Disabled Facilities in Banff National Park
The Canadian Rockies’ Banff National Park has plenty to offer people with hearing, vision, mobility or mental impairments, and plans to make even more facilities accessible in the future. Facilities have improved significantly in recent years, and sights and activities that might once have been impossible are now very accessible.
Parks Canada Advice
“Most of the trails over the years have become accessible at least some of the way,” says Sylvina Kennedy, of Parks Canada. “There is parking close to the entrances and the wash services are all accessible. The best thing to do is come to the Banff Information Centre, where the guys there can advise the best trails to take considering mobility and weather.”
Johnston Canyon, Bow Summit, Storm Mountain and Lake Minnewanka boat tours have been some of the more traditional destination for the disabled visitor. The facilities are better and the slopes are less extreme. Coral Creek picnic area and Bow Lake are popular and beautiful places to have a picnic. The parking lots and paved wheelchair paths make very accessible.

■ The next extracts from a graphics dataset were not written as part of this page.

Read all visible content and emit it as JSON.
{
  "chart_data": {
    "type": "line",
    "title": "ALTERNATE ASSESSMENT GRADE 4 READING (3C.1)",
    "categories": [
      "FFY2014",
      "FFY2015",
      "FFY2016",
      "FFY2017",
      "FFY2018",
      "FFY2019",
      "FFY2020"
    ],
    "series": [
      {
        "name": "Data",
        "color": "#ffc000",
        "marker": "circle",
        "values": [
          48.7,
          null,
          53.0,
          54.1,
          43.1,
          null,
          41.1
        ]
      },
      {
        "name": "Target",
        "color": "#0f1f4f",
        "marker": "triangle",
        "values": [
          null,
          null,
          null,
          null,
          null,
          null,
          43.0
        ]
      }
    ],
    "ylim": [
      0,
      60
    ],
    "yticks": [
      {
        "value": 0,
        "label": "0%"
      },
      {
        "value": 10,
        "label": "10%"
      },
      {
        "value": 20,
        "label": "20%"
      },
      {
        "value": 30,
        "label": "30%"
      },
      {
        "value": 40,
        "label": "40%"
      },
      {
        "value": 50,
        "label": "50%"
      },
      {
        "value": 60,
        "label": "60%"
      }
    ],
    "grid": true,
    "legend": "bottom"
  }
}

Restrictions and Toilet Facilities
It is a great time for disabled visitors to come to Banff. There are still some annoying restrictions like the Banff Park Museum, where wheelchair users can only go on the first floor in the exhibits and discoveries area. But even the visitor centre here has been upgraded to permit access for all and there is also a hearing impaired phone. Wheelchair accessible public washrooms are located within half a block of the Banff Visitor Centre and also the Park Museum and in drive-in campgrounds and picnic sites in Banff, Lake Louise and along the Bow Valley and Icefields Parkways.
Banff Visitor Centre
“The physically challenged can use and enjoy a good selection of trails throughout the park,” says Sharon Morgan, of the Banff Visitor Centre, “Surface treatments range from asphalt, cinders, crushed gravel and dirt. Many shorter trails are level or have only gentle grades. A lot of the Museums now have assistant hearing devices and close-videos for those with sight or hearing difficulties. The Cave & Basin centre is one of the best examples. As well as facilities for those with hearing and sight problems, they have an all terrain wheelchair surface, a huge wheelchair friendly bathroom and guides can even take you around the centre upon request. I would also strongly recommend Sulphur Mountain. It is well built so anybody can enjoy it. All the springs up here are completely wheelchair accesible. Oh, and of course the Banff Gondola, you can’t miss that!”